Zusammenfassung der Studie

Zwei Mitarbeiter des Palmer College of Chiropractice in San José, Kalifornien, haben eine systematische Übersicht zur Zuverlässigkeit statischer Palpationsbefunde an der Wirbelsäule und der Kreuzdarmbeingelenke veröffentlicht. Die Autoren verstehen statische Palpation als ein manuelles diagnostisches Verfahren, um die Lage knöcherner Strukturen, schmerzhafte Stellen erhöhter Druckempfindlichkeit oder bestimmte Wirbelsäulenabschnitte zu entdecken [1].

In einer strukturierten Literatursuche in den Datenbanken „PubMed“, „Manual Alternative and Natural Therapy Index System“, „Index to Chiropractic Literature“ und „Cumulative Index to Nursing and Allied Health Literature“ wurde nach englischsprachigen Publikationen zum Thema statische Palpation an der Wirbelsäule im Zeitraum zwischen 1965 bis Oktober 2007 gesucht. Die Qualität der Studien wurde in Anlehnung an Stochkendahl et al. [2] anhand einer sechsteiligen Skala beurteilt, wobei für hochqualitative Studien ein Grenzwert von mindestens 50% des Maximalscores festgelegt wurde.

Von insgesamt 350 identifizierten Studien entsprachen 29 Publikationen den Einschlusskriterien. Mit der Zuverlässigkeit des Nachweises schmerzhafter Regionen oder von druckschmerzhaften Punkten beschäftigten sich 14 Untersuchungen. In 10 Studien waren anatomische Orientierungspunkte das Thema und in den verbleibenden 5 Studien die Position bzw. die Ausrichtung von knöchernen Strukturen.

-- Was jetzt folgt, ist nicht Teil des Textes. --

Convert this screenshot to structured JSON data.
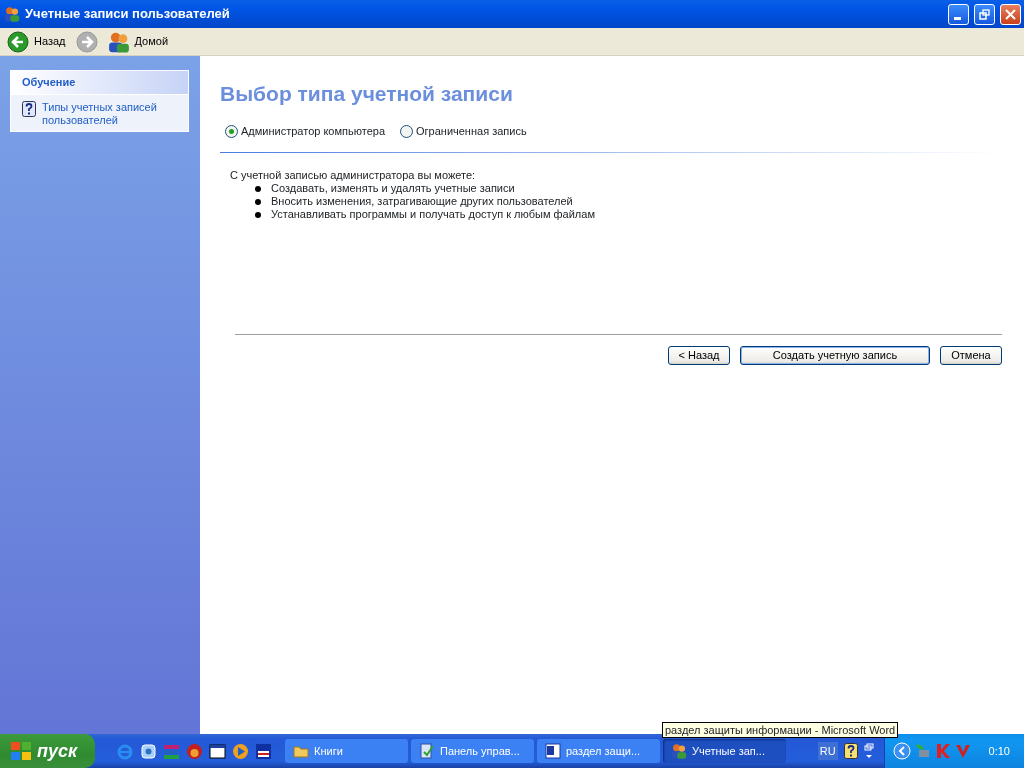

Alle 29 Studien untersuchten die Reproduzierbarkeit der Befunde von verschiedenen Untersuchern, 8 dieser Publikationen beschäftigten sich auch mit der Zuverlässigkeit von Palpationsbefunden desselben Untersuchers. In den meisten, nämlich 21 Studien, erfolgte die Palpation im Bereich der Lendenwirbelsäule, 10 Publikationen berichteten über Palpation im Kreuzdarmbeingelenk, 5-mal wurde an der Brustwirbelsäule untersucht und 8 Studien überprüften die Reproduzierbarkeit der Palpation an der Halswirbelsäule.

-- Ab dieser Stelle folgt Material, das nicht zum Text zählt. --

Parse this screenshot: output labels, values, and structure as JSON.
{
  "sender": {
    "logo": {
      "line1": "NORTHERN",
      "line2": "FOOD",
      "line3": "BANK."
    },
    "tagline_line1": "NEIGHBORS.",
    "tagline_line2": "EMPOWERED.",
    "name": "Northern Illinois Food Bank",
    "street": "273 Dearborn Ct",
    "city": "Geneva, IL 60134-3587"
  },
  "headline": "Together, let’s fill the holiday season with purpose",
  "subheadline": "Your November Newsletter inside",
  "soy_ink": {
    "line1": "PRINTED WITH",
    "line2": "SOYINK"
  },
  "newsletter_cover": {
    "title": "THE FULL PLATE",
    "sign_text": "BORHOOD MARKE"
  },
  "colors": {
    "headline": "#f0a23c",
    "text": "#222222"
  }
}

Über eine akzeptable Zuverlässigkeit von unterschiedlichen Untersuchern bei ausreichender Studienqualität berichteten 4 der 14 Studien zur Schmerzpalpation. Nur eine Studie mit einem Qualitätsscore von 50% fand bei der Untersuchung von anatomischen Orientierungspunkten an der Lendenwirbelsäule eine gute Übereinstimmung von verschiedenen Untersuchern. In keiner der Publikationen zur Position von knöchernen Strukturen wurde eine ausreichende Zuverlässigkeit der Palpationsbefunde verzeichnet.

Die Autoren weisen auf die generell geringe Zuverlässigkeit der Palpationsbefunde hin, wobei die Schmerzpalpation die relativ beste Wiederholbarkeit der Befunde nachgewiesen hat.

Kommentar

In der Literatur finden sich einige systematische Übersichten zur Zuverlässigkeit der Palpationsbefunde an der Wirbelsäule [2][3][4]. Seffinger et al. [3] berichteten über 59 Publikationen, wobei neben der Beurteilung der statischen Palpation auch die segmentale und regionale Beweglichkeit untersucht worden waren. In den 12 Studien mit der höchsten Studienqualität wurde eine akzeptable Zuverlässigkeit der Schmerzpalpation, Bewegungsprüfung und Erkennung anatomischer Orientierungspunkte durch denselben Untersucher, jedoch nicht für verschiedene Begutachter nachgewiesen.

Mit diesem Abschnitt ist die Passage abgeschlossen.